In Lagrangian mechanics, do we need to filter out impossible solutions after solving?

Question

The principle behind Lagrangian mechanics is that the true path is one that makes the action stationary. Of course, there are many absurd paths that are not physically realizable as paths. For instance, given the traditional pendulum example, one stationary path takes us directly from the start to the end. Another takes us a full swing before reaching the end. Another might oscilate back and forth at the bottom of the swing. All three are stationary paths through the phase space.

Of course it is easy to reject the latter two. The final path has points where $\theta$ is increasing while $\dot \theta$ is negative -- obviously invalid. And whether the first or second solution is right can be determined by the duration of the swing. One of them will make $$\dot \theta=\frac{d\theta}{dt}.$$

Is such "post processing" required? It seems like the intentional separation of the state into two independent variables to avoid chain rules would require it.

Is there an aspect of Lagrangian mechanics which accounts for this during the calculation of the stationary flow? Or is this always just a trivial step done at the end?

Answer 1

The way I see it:
application of Hamilton's stationary action is a two stage process:

• Use stationary action to obtain an equation of motion
• Use the equation of motion and initial conditions to obtain a trajectory

For Hamilton's stationary action the case of harmonic oscillation is especially interesting.
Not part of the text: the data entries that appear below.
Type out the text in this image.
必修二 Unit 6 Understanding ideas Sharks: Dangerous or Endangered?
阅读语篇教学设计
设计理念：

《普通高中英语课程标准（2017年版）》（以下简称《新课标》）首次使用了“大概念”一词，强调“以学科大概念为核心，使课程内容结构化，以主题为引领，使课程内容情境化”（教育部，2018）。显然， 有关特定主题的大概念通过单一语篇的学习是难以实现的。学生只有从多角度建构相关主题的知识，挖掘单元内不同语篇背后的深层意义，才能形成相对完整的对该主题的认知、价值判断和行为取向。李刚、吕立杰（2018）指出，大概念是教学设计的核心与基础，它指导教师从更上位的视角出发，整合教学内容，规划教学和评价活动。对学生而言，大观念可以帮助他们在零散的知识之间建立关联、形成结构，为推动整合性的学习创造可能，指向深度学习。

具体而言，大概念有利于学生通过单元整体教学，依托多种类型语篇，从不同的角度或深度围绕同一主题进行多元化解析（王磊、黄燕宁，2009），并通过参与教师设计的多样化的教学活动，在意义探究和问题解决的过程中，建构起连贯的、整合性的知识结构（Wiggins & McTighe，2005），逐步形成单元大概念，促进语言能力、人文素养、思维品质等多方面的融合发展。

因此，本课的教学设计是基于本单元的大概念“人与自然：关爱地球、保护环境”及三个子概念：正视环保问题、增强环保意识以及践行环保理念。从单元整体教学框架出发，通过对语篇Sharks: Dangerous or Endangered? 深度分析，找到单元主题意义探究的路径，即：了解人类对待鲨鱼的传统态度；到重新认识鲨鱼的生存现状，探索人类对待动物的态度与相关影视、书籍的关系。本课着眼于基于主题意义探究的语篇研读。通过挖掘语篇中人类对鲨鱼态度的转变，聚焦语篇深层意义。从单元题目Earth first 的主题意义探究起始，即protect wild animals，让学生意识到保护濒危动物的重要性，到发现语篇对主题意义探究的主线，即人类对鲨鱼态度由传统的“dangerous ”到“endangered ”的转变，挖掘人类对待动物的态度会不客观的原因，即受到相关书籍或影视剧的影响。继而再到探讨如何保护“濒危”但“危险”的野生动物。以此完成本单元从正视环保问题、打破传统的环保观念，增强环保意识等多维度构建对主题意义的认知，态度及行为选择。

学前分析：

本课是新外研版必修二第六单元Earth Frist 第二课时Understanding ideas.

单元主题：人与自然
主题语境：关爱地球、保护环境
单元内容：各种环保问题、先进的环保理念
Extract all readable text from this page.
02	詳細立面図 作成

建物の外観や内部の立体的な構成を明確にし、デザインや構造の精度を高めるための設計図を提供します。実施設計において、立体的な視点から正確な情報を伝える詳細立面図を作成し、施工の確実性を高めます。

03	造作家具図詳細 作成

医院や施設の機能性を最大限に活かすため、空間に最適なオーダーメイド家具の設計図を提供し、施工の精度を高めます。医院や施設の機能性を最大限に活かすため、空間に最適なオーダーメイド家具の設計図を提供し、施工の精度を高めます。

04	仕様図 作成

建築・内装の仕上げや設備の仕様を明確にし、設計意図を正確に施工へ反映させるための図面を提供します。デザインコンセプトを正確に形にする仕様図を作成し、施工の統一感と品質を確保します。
As we know: in the case of idealized harmonic oscillation: the period of the oscillation is independent of the amplitude.

We'll take the midpoint of the oscillation as the center of the coordinate system, and we will express the potential energy with respect to that zero point.

Evaluate Hamilton's action from one crossing of the midpoint to the next crossing of the midpoint. That is: Hamilton's action is evaluated for half a period of the oscillation. (Any integer multiple of the half-period gives the same result.)

$$ E_k = \tfrac{1}{2}mv^2 $$

With $F=-kx$ as the force that sustains the oscillation the potential increases with the square of the displacement.

$$ E_p = \tfrac{1}{2}kx^2 $$

The kinetic energy:
When the amplitude of the oscillation is doubled then the integral of the kinetic energy quadruples.

The potential energy:
When the amplitude of the oscillation is doubled then the integral of the potential energy quadruples.

The case of harmonic oscillation is unique in the following way: it is the one case where the potential energy is described with the same type of function as the kinetic energy: quadratic. It is the squaring operation that counts.

Kinetic and potential function of a different variable, $\tfrac{dx}{dt}$ and $x$ respectively, but differentiation is a linear operation, so any multiplication factor is just propagated. Hence: in the case of harmonic oscillation kinetic and potential have identical response to variation.

Counterphase

If you graph the kinetic energy and potential energy (as a function of time) then those two graphs are in counterphase, they are a mirror of each other. In the integration the mirroring makes the counterphase cancel out.

That is why it is interesting to evaluate Hamilton's action from one crossing of the midpoint to the next crossing: that is the one setup such that the counterphase cancels out.

Variation of amplitude

We define the amplitude of the oscillation as the variation space.

For the setup described above:
For every amplitude of the oscillation the value of Hamilton's action is the same: zero.

That is, if you graph the value of Hamilton's action as a function of the variation (variation of oscillation amplitude) then there is neither a minimum nor a maximum, because the graph is a flat line; zero for every value of the applied variation.

We have: for the setup described above: Hamilton's stationary action doesn't narrow down the possibilities to a single solution.

In order to narrow down to a single solution an initial condition must be provided. For example, you can treat it as a case where the oscillation is started by releasing from a particular displacement.

My point is:
What you get from Hamilton's stationary action is the equation of motion.

You then use the equation of motion and initial conditions to obtain a trajectory.

In your question you appear to describe attempts to obtain a trajectory directly from Hamilton's stationary action, and you describe having to weed out unphysical results.

I'm reminded of what happens when in the course of solving an equation you square both sides. That operation introduces a spurious solution, so at the end you must check both solutions against the original equation.

My thinking is that the necessity to weed out unphysical trajectories is related to that.